Help your campus survive a crisis by planning now and rehearsing often



I travel around the United States regularly, speaking to college and university presidents, trustees, deans, and senior administrators about risk management. One of the topics they repeatedly raise with me is the desire to learn lessons from others' losses and experiences: How did their peers manage in difficult times?

The catastrophic events surrounding Hurricanes Katrina and then Rita offer fertile ground for these lessons. I will leave it to government officials to debate the environmental, political, and economic lessons and instead will focus on actions campus leaders can take to prepare for crises. Whether a disaster is natural or man-made, of regional scope or more localized, sound preparation before a crisis strikes is vital to maintaining order during it.

Develop, refine, and rehearse

Most campus leaders have created crisis response plans but often tuck them away on a bookshelf, out of sight and out of mind until a disaster hits somewhere in the country. Then they dust off the plan, read it, and refile it until the next disaster strikes, when they repeat these steps. Campus leaders should break this cycle and instead periodically review, update, and rehearse their plans with emergency teams.

Effective plans enable people to manage events and resume normal operations as soon as possible. The alternative—closing for weeks or months—potentially can devastate external support, enrollment, academic programs, and research. By following a process that requires emergency teams to review and rehearse their plan, crisis team members learn to act quickly, effectively, and decisively rather than ponder what steps to take. And a rapid response improves an institution's chances for a full recovery.

Think the unthinkable but plan for the predictable

Following the Sept. 11, 2001, terrorist attacks, officials at U.S. campuses inundated United Educators with requests for us to review their crisis plans. Many of those plans focused on potential terrorist events but ignored more predictable crises. One institution in an area susceptible to hurricanes had a great plan for responding to a terrorist attack but failed to outline what leaders should do in a storm.

Prudence suggests that a crisis plan address the steps officials should take during likely high-risk situations and then extrapolate those tasks to fit other events. Residential campuses should prepare for a residence hall fire, institutions with large athletics programs should plan for a significant disruption to a sports event, universities with extensive research facilities should anticipate the interruption of laboratory work, and so on. You get the idea.

Develop mutual aid agreements

In the days before and after Hurricane Katrina, many campus leaders took extensive measures to protect students, faculty, and staff members, which, of course, is the first priority during a crisis. Before the hurricane, for example, Loyola University of New Orleans worked with the American Red Cross to establish an evacuation shelter outside of the city for the campus community.
Such partnerships can be crucial during a crisis, and campus leaders should develop mutual aid agreements with sister institutions and other organizations.

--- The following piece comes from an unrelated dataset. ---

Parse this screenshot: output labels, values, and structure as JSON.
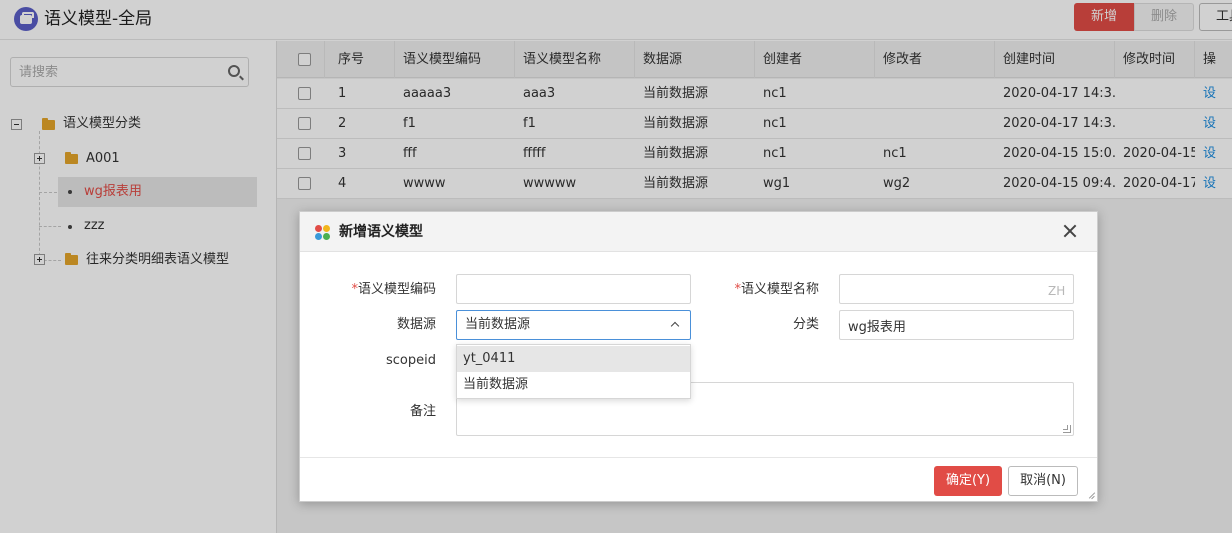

Those agreements might deal with the following questions:

  • Can two institutions in different regions host each other's command center if one campus must be evacuated?
  • Before another disaster strikes, can campuses formalize the student-enrollment agreements that spontaneously developed in the hurricane's wake?
  • Where will campus officials house students if they must close a residence hall for a significant amount of time?
  • Does a campus have an agreement with a bus company to evacuate students, faculty, and staff?
  • Can similar campuses agree to support faculty members and researchers so teaching and research can continue?
  • Have campus leaders made arrangements to place generators in key locations, provide for temporary sanitation, and supply potable water?
  • Will another campus or business host an emergency Web site so an affected institution can communicate quickly?
  • Where will sports teams, orchestras, theater troupes, and other groups practice and play if home facilities are unusable?
Stay up to date

Things change, but sometimes plans don't. United Educators has reviewed clients' crisis plans, which often included emergency call lists that were out of date and inaccurate. Further, many emergency call lists don't acknowledge standard disaster response technology, including satellite phones and text messaging using PDAs.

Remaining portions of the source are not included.